Anaximander (610546 BC) is credited with introducing this Babylonian instrument to the Greeks.[1] Perhaps because the gnomon often rises vertically from a horizontal face, Oenopides used the phrase drawn gnomon-wise to describe a line drawn perpendicular to another.[2]. Later, the term was used for an L-shaped instrument like a steel square used to draw right angles. This shape may explain its use to describe a shape formed by cutting a smaller square from the corner of a larger one. Extending this, Euclid extended the term to the plane figure formed by removing a similar parallelogram from a corner of a larger parallelogram. Even more generally, Hero defined a gnomon as that which, added to an entity (number or shape), makes a new entity similar to the starting entity. In this sense Theon of Smyrna used it to describe a number which added to a polygonal number produces the next one of the same type.
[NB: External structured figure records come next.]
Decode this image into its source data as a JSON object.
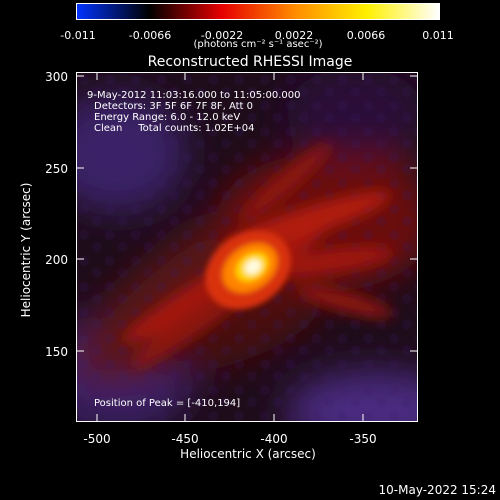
{
  "colorbar": {
    "tick_labels": [
      "-0.011",
      "-0.0066",
      "-0.0022",
      "0.0022",
      "0.0066",
      "0.011"
    ],
    "units": "(photons cm⁻² s⁻¹ asec⁻²)",
    "colors": [
      "#0033ff",
      "#000000",
      "#e60000",
      "#ff8a00",
      "#fff000",
      "#ffffff"
    ]
  },
  "plot": {
    "title": "Reconstructed RHESSI Image",
    "time_range": "9-May-2012 11:03:16.000 to 11:05:00.000",
    "detectors": "Detectors: 3F 5F 6F 7F 8F, Att 0",
    "energy_range": "Energy Range: 6.0 - 12.0 keV",
    "clean_counts": "Clean     Total counts: 1.02E+04",
    "peak_position": "Position of Peak = [-410,194]",
    "x_axis_label": "Heliocentric X (arcsec)",
    "y_axis_label": "Heliocentric Y (arcsec)",
    "x_ticks": [
      "-500",
      "-450",
      "-400",
      "-350"
    ],
    "y_ticks": [
      "300",
      "250",
      "200",
      "150"
    ],
    "x_range": [
      -512,
      -316
    ],
    "y_range": [
      107,
      302
    ],
    "peak": [
      -410,
      194
    ]
  },
  "footer": {
    "date_stamp": "10-May-2022 15:24"
  }
}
The most common use in this sense is an odd integer especially when seen as a figurate number between square numbers. —Preceding unsigned comment added by Gentlemath (talkcontribs) 19:46, 4 May 2009 (UTC)[reply]

References

Projects[edit]

This page actually has hardly anything to do with China and also not much to do with time (sundial does). I didn't want to delete the headers but ....--Gentlemath (talk) 19:50, 4 May 2009 (UTC)[reply]

Linking references to the text[edit]

I am not able to make a reference on the line about Gnomons used during the Apollo Program to the footnote I made. Can somebody fix that for me? Thanks...I have not learned how to do it myself.